The project involves policies for reorganizing the physical and social fabric of the settlements of Canaima and Los Frailes de Catia, a community divided into two sections, located within the habitable area of the Waraira Repano National Park.
It consists of an operation based on a systematic activation, which involves consolidating a series of neighborhood facilities including public programming, renovating housing and common areas, and updating local service infrastructures.
Multi-sports Facility
The project begins with the public release of a section of illegally inhabited land, by virtue of the legislation that regulates the use of protected natural areas, indicating 1,100 meters as the maximum altitude for construction within the National Park.

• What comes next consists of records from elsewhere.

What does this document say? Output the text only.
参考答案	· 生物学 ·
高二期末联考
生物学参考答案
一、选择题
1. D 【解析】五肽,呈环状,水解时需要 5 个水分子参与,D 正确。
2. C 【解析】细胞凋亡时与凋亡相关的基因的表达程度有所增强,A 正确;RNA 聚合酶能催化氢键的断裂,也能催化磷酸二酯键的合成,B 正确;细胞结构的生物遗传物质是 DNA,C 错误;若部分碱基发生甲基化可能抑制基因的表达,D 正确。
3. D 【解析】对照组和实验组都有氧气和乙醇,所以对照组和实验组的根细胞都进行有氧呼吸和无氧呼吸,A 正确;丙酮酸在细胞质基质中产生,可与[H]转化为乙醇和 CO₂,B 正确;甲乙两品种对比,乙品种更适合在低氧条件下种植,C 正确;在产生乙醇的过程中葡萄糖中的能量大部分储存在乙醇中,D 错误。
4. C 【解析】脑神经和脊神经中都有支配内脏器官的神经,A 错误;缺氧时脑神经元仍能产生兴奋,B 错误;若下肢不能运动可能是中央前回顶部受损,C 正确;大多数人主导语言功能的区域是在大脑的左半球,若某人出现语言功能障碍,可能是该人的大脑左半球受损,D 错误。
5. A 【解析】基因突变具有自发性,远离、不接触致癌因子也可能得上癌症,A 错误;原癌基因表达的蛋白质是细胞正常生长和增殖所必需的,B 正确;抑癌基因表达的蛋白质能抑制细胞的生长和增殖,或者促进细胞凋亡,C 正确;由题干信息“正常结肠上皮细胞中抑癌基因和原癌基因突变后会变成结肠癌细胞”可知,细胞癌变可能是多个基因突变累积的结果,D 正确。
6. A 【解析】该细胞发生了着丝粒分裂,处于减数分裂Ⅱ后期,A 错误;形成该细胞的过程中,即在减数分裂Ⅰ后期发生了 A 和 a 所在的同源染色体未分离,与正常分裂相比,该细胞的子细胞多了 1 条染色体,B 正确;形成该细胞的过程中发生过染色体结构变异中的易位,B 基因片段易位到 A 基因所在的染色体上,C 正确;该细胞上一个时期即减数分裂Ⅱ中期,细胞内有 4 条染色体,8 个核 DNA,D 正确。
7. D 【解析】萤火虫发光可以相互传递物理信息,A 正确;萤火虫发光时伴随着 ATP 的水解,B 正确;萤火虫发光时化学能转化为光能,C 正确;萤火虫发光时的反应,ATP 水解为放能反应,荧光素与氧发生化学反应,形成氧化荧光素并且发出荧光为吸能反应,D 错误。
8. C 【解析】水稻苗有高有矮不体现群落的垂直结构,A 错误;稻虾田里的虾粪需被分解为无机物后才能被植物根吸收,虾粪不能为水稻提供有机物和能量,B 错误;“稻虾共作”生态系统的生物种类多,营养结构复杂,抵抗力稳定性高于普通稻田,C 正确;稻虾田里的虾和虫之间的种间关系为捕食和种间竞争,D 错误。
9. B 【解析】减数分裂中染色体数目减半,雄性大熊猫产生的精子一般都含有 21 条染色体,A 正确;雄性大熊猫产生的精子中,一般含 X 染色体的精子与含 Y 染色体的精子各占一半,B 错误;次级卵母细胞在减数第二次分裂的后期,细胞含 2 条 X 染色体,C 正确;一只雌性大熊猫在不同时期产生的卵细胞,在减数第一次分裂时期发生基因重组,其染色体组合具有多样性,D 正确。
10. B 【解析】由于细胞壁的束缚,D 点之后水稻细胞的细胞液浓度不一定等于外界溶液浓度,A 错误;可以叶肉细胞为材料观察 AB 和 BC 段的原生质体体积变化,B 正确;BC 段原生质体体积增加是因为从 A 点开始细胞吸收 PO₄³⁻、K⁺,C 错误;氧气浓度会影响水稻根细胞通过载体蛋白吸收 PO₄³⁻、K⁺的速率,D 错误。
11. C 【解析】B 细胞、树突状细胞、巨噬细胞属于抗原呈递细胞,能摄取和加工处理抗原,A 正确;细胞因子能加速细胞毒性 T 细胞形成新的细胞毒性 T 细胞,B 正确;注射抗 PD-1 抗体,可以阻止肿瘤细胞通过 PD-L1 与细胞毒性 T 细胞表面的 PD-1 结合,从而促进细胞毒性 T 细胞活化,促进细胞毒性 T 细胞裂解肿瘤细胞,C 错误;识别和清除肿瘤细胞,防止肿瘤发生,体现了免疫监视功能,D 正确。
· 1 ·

This initial action, and the project as a whole, are tactical components intended to drive an organizational exercise to empower self-government initiatives in the territory.
Multifunctional Space
The project focuses on the construction of formulas for cohabitation, sustainable relationships with the natural ecosystem, plans for the development of productivity, occupation protocols, administration of the territory, and agreements to regulate social activation and coexistence through joint management that harnesses the potential within the community, the operative logistic capabilities of institutions, and the tools provided by disciplines that study urban phenomena.
The project uses management and design methodologies that involve permanent, open participation, attempting at all times to accommodate the neighborhood’s timeframes, needs, demands and capabilities.
Long-term Facility
The construction is inevitably accompanied by a maximum level of human, economic, political and social implication.
Architecture is just a qualitative tool used to formalize the more tangible aspects.
The System of Community Facilities is an intervention that brings together the technical values of organic complexity with collective authorship.